On January 9, 1989 appellants filed an application for disqualification of judge together with affidavits from Ronald Kowalski and Blumie Defer-Kowalski. Kowalski stated that he feared he would not receive a fair trial because (1) Eaton was employed by the Office of the State Attorney and the judge exhibits a prejudice in favor of the State and (2) the judge does not understand the issues in the case. His wife gave three additional reasons: (1) the judge indicated he did not believe the case was meritorious, (2) the judge had predetermined the merits, and (3) the judge was uninterested in the proceedings.
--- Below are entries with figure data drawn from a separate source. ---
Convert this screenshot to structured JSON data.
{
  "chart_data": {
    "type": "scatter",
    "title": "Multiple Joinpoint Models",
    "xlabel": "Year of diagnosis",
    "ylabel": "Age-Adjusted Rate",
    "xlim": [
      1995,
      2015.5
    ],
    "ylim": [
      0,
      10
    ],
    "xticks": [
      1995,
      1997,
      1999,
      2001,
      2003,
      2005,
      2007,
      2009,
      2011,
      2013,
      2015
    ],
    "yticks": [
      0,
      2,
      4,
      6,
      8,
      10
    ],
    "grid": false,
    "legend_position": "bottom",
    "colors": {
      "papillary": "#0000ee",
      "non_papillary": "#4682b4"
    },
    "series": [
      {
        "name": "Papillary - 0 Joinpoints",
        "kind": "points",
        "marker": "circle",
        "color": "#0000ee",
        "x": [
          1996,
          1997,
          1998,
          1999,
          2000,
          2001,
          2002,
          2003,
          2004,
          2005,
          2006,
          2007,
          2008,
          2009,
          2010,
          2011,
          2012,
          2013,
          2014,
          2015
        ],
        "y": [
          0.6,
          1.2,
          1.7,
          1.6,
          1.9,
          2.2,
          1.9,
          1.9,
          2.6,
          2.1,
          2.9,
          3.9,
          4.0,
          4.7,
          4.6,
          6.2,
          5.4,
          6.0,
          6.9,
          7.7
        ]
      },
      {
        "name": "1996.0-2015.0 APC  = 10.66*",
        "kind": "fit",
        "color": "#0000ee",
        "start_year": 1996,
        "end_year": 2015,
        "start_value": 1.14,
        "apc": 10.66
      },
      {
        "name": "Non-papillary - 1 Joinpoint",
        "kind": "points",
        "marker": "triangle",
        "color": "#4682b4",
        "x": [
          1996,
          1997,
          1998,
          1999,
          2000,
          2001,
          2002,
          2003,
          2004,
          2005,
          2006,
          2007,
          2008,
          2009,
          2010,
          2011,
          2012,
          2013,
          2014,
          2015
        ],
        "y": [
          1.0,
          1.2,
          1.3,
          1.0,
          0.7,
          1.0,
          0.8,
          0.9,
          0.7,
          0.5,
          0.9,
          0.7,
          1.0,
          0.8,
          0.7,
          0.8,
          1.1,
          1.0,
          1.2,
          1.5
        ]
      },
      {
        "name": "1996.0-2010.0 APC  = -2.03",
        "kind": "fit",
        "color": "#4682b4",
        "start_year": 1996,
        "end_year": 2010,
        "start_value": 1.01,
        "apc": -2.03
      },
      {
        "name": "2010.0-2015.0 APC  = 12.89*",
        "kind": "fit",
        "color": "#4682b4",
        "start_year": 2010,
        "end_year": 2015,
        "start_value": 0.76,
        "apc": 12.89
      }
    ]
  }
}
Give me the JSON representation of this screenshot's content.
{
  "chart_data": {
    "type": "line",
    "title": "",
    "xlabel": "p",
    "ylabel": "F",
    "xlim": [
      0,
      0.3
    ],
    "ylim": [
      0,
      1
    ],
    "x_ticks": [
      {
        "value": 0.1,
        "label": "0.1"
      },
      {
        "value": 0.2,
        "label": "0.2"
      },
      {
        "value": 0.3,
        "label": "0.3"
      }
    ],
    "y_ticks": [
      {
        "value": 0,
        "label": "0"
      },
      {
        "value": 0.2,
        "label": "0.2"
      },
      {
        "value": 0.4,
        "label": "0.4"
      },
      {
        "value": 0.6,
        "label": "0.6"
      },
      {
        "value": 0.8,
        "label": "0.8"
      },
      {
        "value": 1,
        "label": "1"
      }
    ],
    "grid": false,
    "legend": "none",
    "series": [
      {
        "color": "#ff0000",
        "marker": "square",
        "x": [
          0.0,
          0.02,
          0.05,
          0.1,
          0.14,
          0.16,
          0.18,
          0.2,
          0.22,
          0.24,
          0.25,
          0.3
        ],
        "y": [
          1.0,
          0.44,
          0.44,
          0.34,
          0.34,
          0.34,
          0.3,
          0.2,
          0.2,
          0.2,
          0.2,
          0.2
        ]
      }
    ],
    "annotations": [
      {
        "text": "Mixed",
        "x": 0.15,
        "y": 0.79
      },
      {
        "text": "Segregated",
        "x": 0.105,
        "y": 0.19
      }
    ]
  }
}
Where a timely application is made, the court must determine if the motion is made by a party, if it is verified, if it contains a good faith certificate of counsel, and if it alleges facts reasonably sufficient to create a well founded fear that the moving party would not receive a fair trial. Fischer v. Knuck, 497 So. 2d 240 (Fla. 1986). This application was signed by counsel of record (who is also a party) and refers to two affidavits which allege the "facts" relied upon. These are not objective facts; they are the subjective fears of the affiants and as such are not reasonably sufficient to *887 create a well-founded fear. Fischer v. Knuck, supra.
At the hearing on the application for disqualification of judge, the court stated:
Mr. Eaton wasn't dismissed. I think on my own motion, when the suit was filed, it said a suit against the office of the state attorney, and there was no such entity. You can not sue an office, you have to sue an individual, who holds whatever office they had.
Kowalski argues that this exchange went beyond the sufficiency of the affidavits and, by itself, requires the disqualification of the judge. We disagree. At the hearing on the original motion to dismiss there was some discussion about dismissing Eaton as a party because there was no allegation of malice. Instead the complaint was dismissed with leave to amend. The judge was not attempting to refute the charges of partiality; he was merely stating the status of the record.
The petition for a writ of prohibition is DENIED.
DAUKSCH and GOSHORN, JJ., concur.
[1] The arrest was the result of a federal grand jury indictment under which Kowalski was tried and acquitted.